Population (April 2005)
- • Total: 10,954
- • Density: 600/km^{2} (1,600/sq mi)
- Time zone: UTC+09:00 (JST)

= Iioka, Chiba =

Iioka (飯岡町, Iioka-machi) was a town located in Kaijō District, Chiba Prefecture, Japan.

Iioka was a noted port town in the Edo period, and prospered greatly in the aftermath of the Great Fire of Meireki in 1657, as a transshipment center for timber and building materials to Edo.

Modern Iioka was formed on April 1, 1889. On March 31, 1954, it expanded through annexation of the villages of Sangawa and a part of Toyooka.

On July 1, 2005, Iioka was merged with the city of Asahi, the town of Hikata (from Katori District), and the town of Unakami (also from Kaijō District) to form the new Asahi city, and it disappeared.

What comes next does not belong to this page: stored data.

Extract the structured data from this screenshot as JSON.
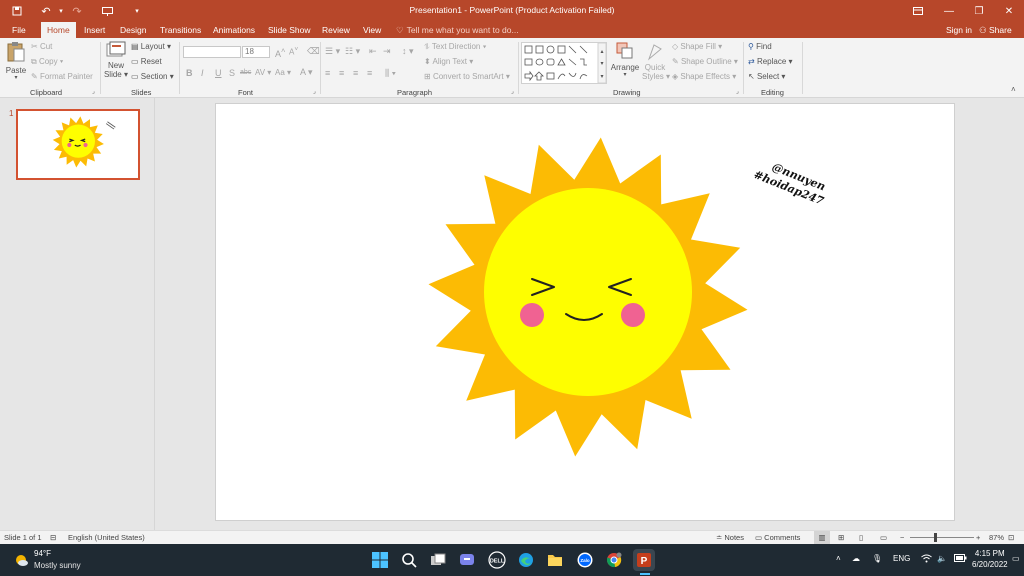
{
  "window": {
    "title": "Presentation1 - PowerPoint (Product Activation Failed)"
  },
  "tabs": [
    "File",
    "Home",
    "Insert",
    "Design",
    "Transitions",
    "Animations",
    "Slide Show",
    "Review",
    "View"
  ],
  "tell_me": "Tell me what you want to do...",
  "sign_in": "Sign in",
  "share": "Share",
  "ribbon": {
    "clipboard": {
      "paste": "Paste",
      "cut": "Cut",
      "copy": "Copy",
      "format_painter": "Format Painter",
      "label": "Clipboard"
    },
    "slides": {
      "new_slide_1": "New",
      "new_slide_2": "Slide",
      "layout": "Layout",
      "reset": "Reset",
      "section": "Section",
      "label": "Slides"
    },
    "font": {
      "size": "18",
      "label": "Font"
    },
    "paragraph": {
      "text_direction": "Text Direction",
      "align_text": "Align Text",
      "convert_smartart": "Convert to SmartArt",
      "label": "Paragraph"
    },
    "drawing": {
      "arrange": "Arrange",
      "quick_styles_1": "Quick",
      "quick_styles_2": "Styles",
      "shape_fill": "Shape Fill",
      "shape_outline": "Shape Outline",
      "shape_effects": "Shape Effects",
      "label": "Drawing"
    },
    "editing": {
      "find": "Find",
      "replace": "Replace",
      "select": "Select",
      "label": "Editing"
    }
  },
  "thumbnail": {
    "number": "1"
  },
  "slide": {
    "watermark_line1": "@nnuyen",
    "watermark_line2": "#hoidap247"
  },
  "status": {
    "slide_of": "Slide 1 of 1",
    "language": "English (United States)",
    "notes": "Notes",
    "comments": "Comments",
    "zoom": "87%"
  },
  "taskbar": {
    "temperature": "94°F",
    "weather": "Mostly sunny",
    "lang": "ENG",
    "time": "4:15 PM",
    "date": "6/20/2022"
  },
  "colors": {
    "accent": "#b7472a",
    "sun_rays": "#fcbb04",
    "sun_face": "#fefe00",
    "cheeks": "#f06292"
  }
}
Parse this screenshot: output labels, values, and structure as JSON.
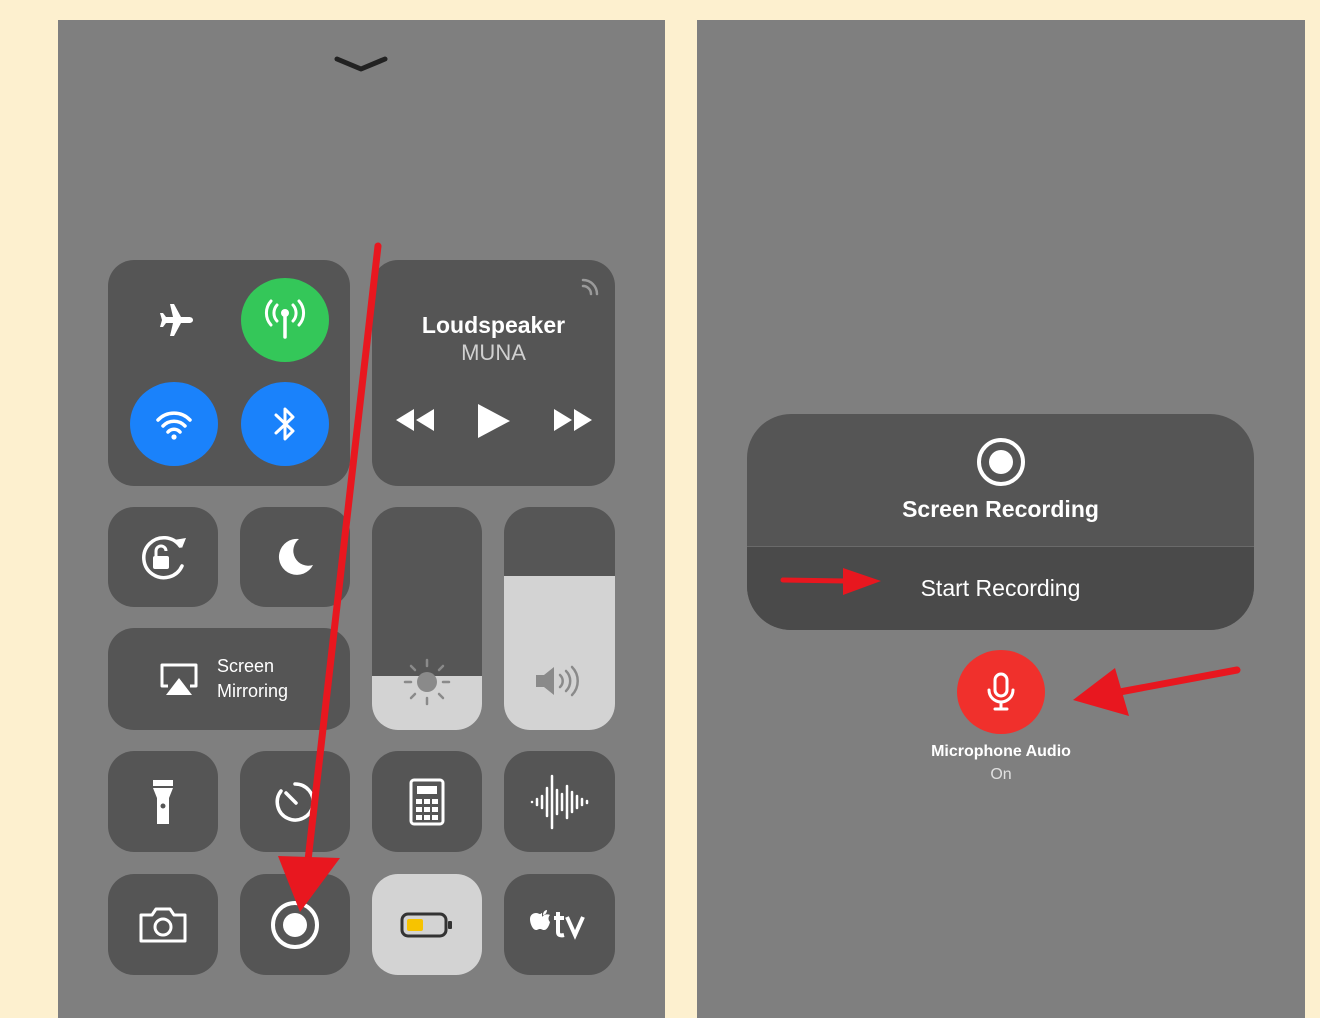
{
  "left_panel": {
    "media": {
      "title": "Loudspeaker",
      "subtitle": "MUNA",
      "airplay_icon": "airplay-icon",
      "rewind_icon": "rewind-icon",
      "play_icon": "play-icon",
      "forward_icon": "fast-forward-icon"
    },
    "connectivity": {
      "airplane": {
        "icon": "airplane-icon",
        "color": "#555555"
      },
      "cellular": {
        "icon": "cellular-antenna-icon",
        "color": "#34c759"
      },
      "wifi": {
        "icon": "wifi-icon",
        "color": "#1a82fb"
      },
      "bluetooth": {
        "icon": "bluetooth-icon",
        "color": "#1a82fb"
      }
    },
    "screen_mirroring": {
      "line1": "Screen",
      "line2": "Mirroring"
    },
    "brightness_level": 0.24,
    "volume_level": 0.69,
    "annotation_arrow_color": "#e8171f"
  },
  "right_panel": {
    "screen_recording": {
      "title": "Screen Recording",
      "start_label": "Start Recording"
    },
    "microphone": {
      "label": "Microphone Audio",
      "status": "On",
      "color": "#f0302c"
    },
    "annotation_arrow_color": "#e8171f"
  }
}
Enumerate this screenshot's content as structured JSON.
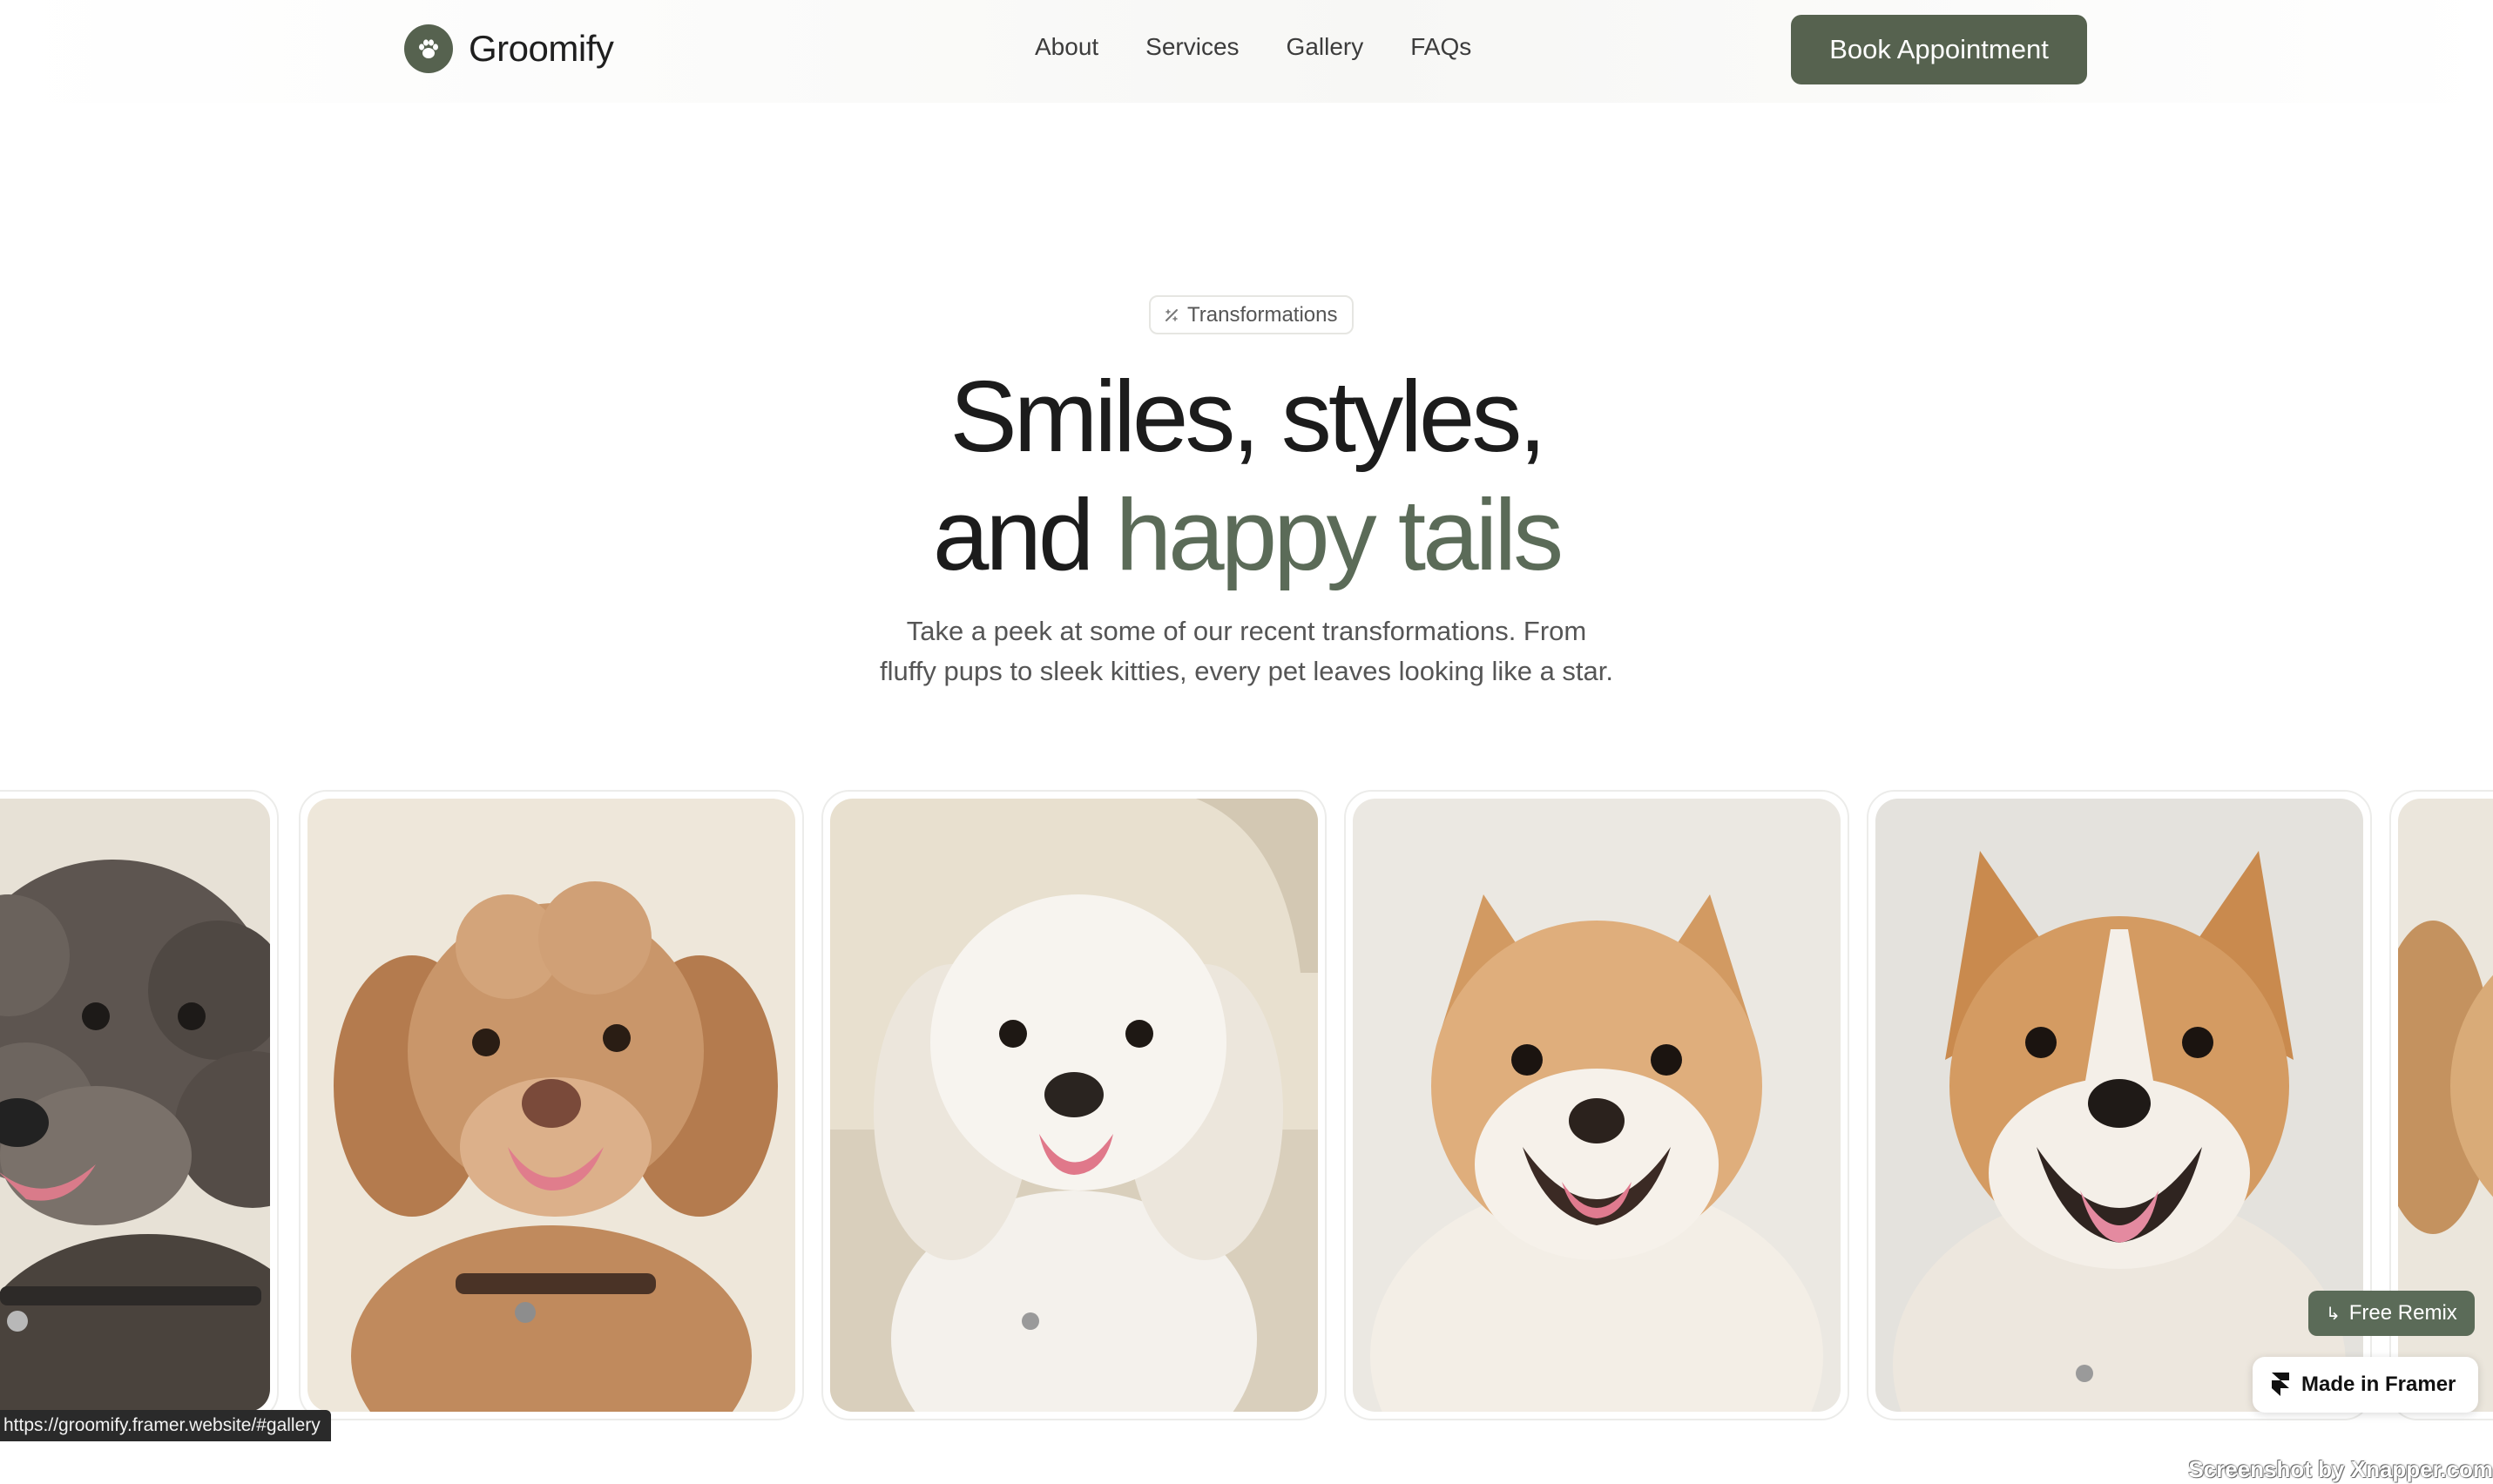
{
  "header": {
    "brand": "Groomify",
    "logo_icon": "paw-icon",
    "nav": [
      {
        "label": "About"
      },
      {
        "label": "Services"
      },
      {
        "label": "Gallery"
      },
      {
        "label": "FAQs"
      }
    ],
    "cta_label": "Book Appointment"
  },
  "hero": {
    "badge_icon": "sparkle-icon",
    "badge": "Transformations",
    "title_line1": "Smiles, styles,",
    "title_line2_prefix": "and ",
    "title_line2_accent": "happy tails",
    "subtitle_line1": "Take a peek at some of our recent transformations. From",
    "subtitle_line2": "fluffy pups to sleek kitties, every pet leaves looking like a star."
  },
  "gallery": {
    "cards": [
      {
        "name": "gallery-card-dark-poodle"
      },
      {
        "name": "gallery-card-apricot-poodle"
      },
      {
        "name": "gallery-card-white-maltese"
      },
      {
        "name": "gallery-card-pomeranian"
      },
      {
        "name": "gallery-card-corgi-mix"
      },
      {
        "name": "gallery-card-partial"
      }
    ]
  },
  "overlays": {
    "status_url": "https://groomify.framer.website/#gallery",
    "free_remix": "Free Remix",
    "made_in_framer": "Made in Framer",
    "watermark": "Screenshot by Xnapper.com"
  },
  "colors": {
    "accent": "#56624f",
    "accent_text": "#5b6b58",
    "text": "#1c1c1c"
  }
}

In April 2005 (the last data available before its merger into Asahi), the town had an estimated population of 8,042 and a population density of 600 persons per km^{2}. Its total area was 18.27 km^{2}.

==Cultural references==
- Iioka is the setting for the first film in the classic Japanese blind swordsman series: The Tale of Zatoichi.